Many of Trump’s closest allies agreed with Trump’s instincts that the issue was a political loser, according to several people familiar with the deliberations and granted anonymity to speak freely. They saw little advantage in coming out for a national ban, arguing that it would give Biden an issue with which to batter Trump. And they worried that adopting a 15-week ban would put him in opposition with Republican leaders in individual states who had passed laws restricting abortion, like Gov. Kristi Noem in South Dakota, where abortion is completely banned with the exception if the mother’s life is in danger and with no exceptions for rape or incest.

And there was another dimension to Trump’s opposition to a national ban, too. The former president is courting some of the party’s biggest donors, many of whom are more liberal-minded on social issues. After Florida Gov. Ron DeSantis signed a restrictive six-week ban during last year’s Republican primary, some of DeSantis’ major donors said at the time that their enthusiasm for him had dampened.

Following Trump’s decision on Monday, his former vice president, Mike Pence, called it a “slap in the face to the millions of pro-life Americans who voted for him in 2016 and 2020.” The prominent anti-abortion rights group Susan B. Anthony Pro-Life America said it was “deeply disappointed.”

In a flurry of social media posts on Monday, Trump went after Graham and SBA’s president, Marjorie Dannenfelser, by name.

“Senator Lindsey Graham and Marjorie Dannenfelser should study the 10th Amendment and States’ Rights,” he wrote. “When they do, they should proudly get on with helping Republicans to WIN ELECTIONS, rather than making it impossible for them to do so!”

He wrote, “I blame myself for Lindsey Graham, because the only reason he won in the Great State of South Carolina is because I Endorsed him!”

Not all conservatives took issue with Trump’s position. On Monday, the Faith & Freedom Coalition, an organization overseen by Republican operative Ralph Reed, praised Trump as “the most pro-life president in American history.” The organization also reaffirmed its plans to spend aggressively in the 2024 election.

Jim Bopp, Jr., the National Right to Life Committee’s general counsel and an Indiana lawyer who authored the model legislation in advance of the Supreme Court’s decision overturning Roe, said his group largely agreed with Trump's statement, saying he was "perplexed" at SBA's pushback.

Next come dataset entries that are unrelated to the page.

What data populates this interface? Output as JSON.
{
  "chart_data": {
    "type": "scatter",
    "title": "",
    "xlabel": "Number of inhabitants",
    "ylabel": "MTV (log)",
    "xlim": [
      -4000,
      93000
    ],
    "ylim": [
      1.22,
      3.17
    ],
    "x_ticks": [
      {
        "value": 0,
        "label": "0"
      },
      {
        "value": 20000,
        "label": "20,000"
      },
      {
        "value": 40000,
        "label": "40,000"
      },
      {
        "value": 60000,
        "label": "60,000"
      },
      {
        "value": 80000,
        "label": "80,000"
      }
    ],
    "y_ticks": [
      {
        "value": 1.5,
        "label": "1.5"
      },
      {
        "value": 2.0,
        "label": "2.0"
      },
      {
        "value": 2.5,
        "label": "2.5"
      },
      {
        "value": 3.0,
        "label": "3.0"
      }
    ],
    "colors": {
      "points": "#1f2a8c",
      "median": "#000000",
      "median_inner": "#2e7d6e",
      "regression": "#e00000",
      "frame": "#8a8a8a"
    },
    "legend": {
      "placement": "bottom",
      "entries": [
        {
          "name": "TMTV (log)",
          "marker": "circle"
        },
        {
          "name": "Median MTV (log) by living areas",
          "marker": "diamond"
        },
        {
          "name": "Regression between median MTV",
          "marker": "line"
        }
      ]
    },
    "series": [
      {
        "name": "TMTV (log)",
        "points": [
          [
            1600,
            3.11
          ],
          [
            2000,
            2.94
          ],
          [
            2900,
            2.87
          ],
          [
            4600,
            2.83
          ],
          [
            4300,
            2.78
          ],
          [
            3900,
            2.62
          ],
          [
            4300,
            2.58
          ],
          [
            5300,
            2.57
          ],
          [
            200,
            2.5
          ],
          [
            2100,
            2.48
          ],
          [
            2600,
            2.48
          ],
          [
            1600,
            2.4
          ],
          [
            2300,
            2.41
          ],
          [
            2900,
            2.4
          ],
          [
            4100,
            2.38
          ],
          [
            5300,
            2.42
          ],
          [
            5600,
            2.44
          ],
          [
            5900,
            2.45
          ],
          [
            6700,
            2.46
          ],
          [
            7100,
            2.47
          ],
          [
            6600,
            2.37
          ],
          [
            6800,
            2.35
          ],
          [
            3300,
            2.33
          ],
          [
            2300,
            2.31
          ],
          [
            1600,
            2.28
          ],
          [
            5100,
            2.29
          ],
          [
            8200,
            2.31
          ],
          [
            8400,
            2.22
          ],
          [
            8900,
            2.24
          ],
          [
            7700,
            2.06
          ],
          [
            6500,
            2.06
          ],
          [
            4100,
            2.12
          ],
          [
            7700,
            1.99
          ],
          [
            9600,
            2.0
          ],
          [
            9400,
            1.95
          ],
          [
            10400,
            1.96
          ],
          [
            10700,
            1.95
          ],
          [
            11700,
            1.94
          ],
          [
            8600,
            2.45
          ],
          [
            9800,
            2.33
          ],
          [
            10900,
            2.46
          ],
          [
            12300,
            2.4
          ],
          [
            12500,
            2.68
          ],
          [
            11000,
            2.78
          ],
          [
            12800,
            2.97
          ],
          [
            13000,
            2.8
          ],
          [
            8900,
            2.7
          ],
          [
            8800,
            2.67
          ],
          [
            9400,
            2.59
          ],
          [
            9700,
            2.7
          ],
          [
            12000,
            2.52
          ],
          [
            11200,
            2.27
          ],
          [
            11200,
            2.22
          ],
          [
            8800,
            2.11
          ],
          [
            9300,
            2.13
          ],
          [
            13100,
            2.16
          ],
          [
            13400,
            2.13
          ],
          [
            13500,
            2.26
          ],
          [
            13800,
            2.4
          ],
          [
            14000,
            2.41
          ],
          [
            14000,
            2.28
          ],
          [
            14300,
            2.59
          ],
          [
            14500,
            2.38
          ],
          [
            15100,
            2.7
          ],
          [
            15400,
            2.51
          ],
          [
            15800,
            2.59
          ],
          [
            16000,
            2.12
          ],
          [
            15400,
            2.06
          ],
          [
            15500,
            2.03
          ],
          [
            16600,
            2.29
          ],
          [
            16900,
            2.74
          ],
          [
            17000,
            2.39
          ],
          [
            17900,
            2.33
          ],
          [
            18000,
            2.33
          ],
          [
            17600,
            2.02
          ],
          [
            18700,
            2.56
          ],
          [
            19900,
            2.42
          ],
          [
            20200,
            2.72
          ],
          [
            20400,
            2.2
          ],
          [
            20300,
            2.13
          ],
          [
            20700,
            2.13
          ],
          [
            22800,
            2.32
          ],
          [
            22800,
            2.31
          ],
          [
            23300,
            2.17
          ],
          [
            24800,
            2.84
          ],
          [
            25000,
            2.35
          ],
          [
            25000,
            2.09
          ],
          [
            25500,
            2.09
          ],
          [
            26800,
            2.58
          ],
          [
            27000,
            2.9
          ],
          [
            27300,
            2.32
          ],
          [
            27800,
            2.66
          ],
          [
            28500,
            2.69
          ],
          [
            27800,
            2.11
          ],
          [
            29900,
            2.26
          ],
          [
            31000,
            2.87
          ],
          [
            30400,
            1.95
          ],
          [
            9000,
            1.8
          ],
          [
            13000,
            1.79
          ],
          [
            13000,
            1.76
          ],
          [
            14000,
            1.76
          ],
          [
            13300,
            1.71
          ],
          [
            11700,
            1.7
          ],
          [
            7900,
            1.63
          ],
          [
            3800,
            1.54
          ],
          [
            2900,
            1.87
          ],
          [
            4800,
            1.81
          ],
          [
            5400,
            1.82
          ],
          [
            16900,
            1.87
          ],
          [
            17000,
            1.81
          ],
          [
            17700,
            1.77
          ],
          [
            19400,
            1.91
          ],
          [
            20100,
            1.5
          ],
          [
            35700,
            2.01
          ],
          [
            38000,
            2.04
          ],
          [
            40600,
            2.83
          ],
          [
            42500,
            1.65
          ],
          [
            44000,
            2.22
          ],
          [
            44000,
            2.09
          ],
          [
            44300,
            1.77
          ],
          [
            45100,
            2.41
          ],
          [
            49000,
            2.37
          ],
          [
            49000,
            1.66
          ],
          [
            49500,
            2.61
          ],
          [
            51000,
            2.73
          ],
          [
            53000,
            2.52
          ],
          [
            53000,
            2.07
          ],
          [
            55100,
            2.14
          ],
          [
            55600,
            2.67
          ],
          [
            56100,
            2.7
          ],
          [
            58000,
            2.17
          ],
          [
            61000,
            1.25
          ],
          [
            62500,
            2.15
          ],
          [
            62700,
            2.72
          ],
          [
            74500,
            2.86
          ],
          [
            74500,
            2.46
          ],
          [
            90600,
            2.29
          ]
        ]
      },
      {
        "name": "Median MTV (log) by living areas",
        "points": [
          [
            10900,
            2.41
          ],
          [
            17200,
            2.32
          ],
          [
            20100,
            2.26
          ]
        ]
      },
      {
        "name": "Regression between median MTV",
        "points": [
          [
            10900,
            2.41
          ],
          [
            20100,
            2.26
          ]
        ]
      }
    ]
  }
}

"There is no national consensus that would justify the federal government taking a position, and that's what we argued in the Supreme Court: that it should be returned to the states. And that's what they have done,” Bopp said.

Bopp said his only qualms with Trump's statement weren't policy-focused, but with the tenor of the statement itself.

On Monday, Trump released a video in which he stated abortion rights should be left up to the states, reiterated his support for exceptions and supported in vitro fertilization procedures that have become the latest flashpoint in the debate around abortion..

“You must follow your heart on this issue,” Trump said. “But remember, you must also win elections to restore our culture and in fact, to save our country, which is currently and very sadly, a nation in decline.”

Heidi Przybyla contributed to this report.